Но и воспоминания, какими бы жгучими они ни были, со временем блекнут, если старые герои не воскресят их и не призовут к жизни. Так произошло и со мною спустя каких-нибудь три недели — снег на дворе совсем растаял. Однажды вечером я обнаружил, что место рядом со мной занято. Кого-то дали в соседи, подумалось мне, и в тот миг я почувствовал со всей остротой, что утратил с уходом Хедла, — и сердце у меня сжалось! И тут я различил знакомые грустные глаза, в которые столько раз смотрел, большей частью во тьме, когда они начинали сверкать лихорадочным и влажным блеском, — это были глаза Хедла. И сейчас они мне словно бы улыбнулись, а губы зашевелились.

— Это ты, Хедл! — вырвалось у меня, я даже перестал раздеваться — руки меня не слушались.

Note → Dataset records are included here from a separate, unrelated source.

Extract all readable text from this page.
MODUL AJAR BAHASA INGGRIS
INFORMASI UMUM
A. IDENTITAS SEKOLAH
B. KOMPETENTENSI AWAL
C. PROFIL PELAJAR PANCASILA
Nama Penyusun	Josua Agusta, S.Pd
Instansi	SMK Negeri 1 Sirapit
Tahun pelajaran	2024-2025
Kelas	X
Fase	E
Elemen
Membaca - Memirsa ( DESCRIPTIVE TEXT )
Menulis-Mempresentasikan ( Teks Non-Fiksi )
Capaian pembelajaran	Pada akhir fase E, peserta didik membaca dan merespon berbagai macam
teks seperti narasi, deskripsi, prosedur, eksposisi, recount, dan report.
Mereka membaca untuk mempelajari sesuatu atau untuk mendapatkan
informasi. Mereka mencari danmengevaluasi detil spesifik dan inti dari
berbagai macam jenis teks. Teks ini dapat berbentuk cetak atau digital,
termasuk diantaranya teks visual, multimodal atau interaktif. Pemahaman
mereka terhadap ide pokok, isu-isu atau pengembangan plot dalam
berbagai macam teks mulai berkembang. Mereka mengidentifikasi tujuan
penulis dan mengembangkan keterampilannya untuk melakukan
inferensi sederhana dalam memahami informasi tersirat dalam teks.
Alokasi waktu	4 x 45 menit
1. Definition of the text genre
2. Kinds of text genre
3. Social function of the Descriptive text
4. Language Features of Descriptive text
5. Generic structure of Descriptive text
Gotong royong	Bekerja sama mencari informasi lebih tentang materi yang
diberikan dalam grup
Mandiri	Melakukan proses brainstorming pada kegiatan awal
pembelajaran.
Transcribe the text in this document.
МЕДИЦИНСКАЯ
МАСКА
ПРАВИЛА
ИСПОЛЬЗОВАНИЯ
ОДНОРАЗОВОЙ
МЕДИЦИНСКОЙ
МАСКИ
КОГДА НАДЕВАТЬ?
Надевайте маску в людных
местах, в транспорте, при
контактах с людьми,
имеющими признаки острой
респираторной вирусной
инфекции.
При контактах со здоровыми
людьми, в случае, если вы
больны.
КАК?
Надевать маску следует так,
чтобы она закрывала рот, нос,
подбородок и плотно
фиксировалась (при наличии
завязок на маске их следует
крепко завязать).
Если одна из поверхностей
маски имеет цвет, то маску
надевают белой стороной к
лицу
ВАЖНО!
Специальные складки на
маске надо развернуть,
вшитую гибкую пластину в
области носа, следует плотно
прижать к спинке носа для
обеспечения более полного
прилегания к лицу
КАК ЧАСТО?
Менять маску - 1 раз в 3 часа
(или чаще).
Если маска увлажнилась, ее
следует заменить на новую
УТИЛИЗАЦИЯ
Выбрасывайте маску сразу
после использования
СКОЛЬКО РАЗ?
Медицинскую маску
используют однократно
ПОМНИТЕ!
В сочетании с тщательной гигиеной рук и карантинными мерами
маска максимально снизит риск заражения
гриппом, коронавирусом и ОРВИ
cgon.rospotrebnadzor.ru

И не знаю отчего, то ли из-за печального, какого-то слишком доверчивого взгляда, то ли еще по какой причине, сказать не сумею, на душе у меня вдруг стало пусто — скорее всего причиной тому был конец его истории, придуманный мною, конец, связанный с ножом и Хрватовым. Я только и спросил парня: — Ну как, напахался?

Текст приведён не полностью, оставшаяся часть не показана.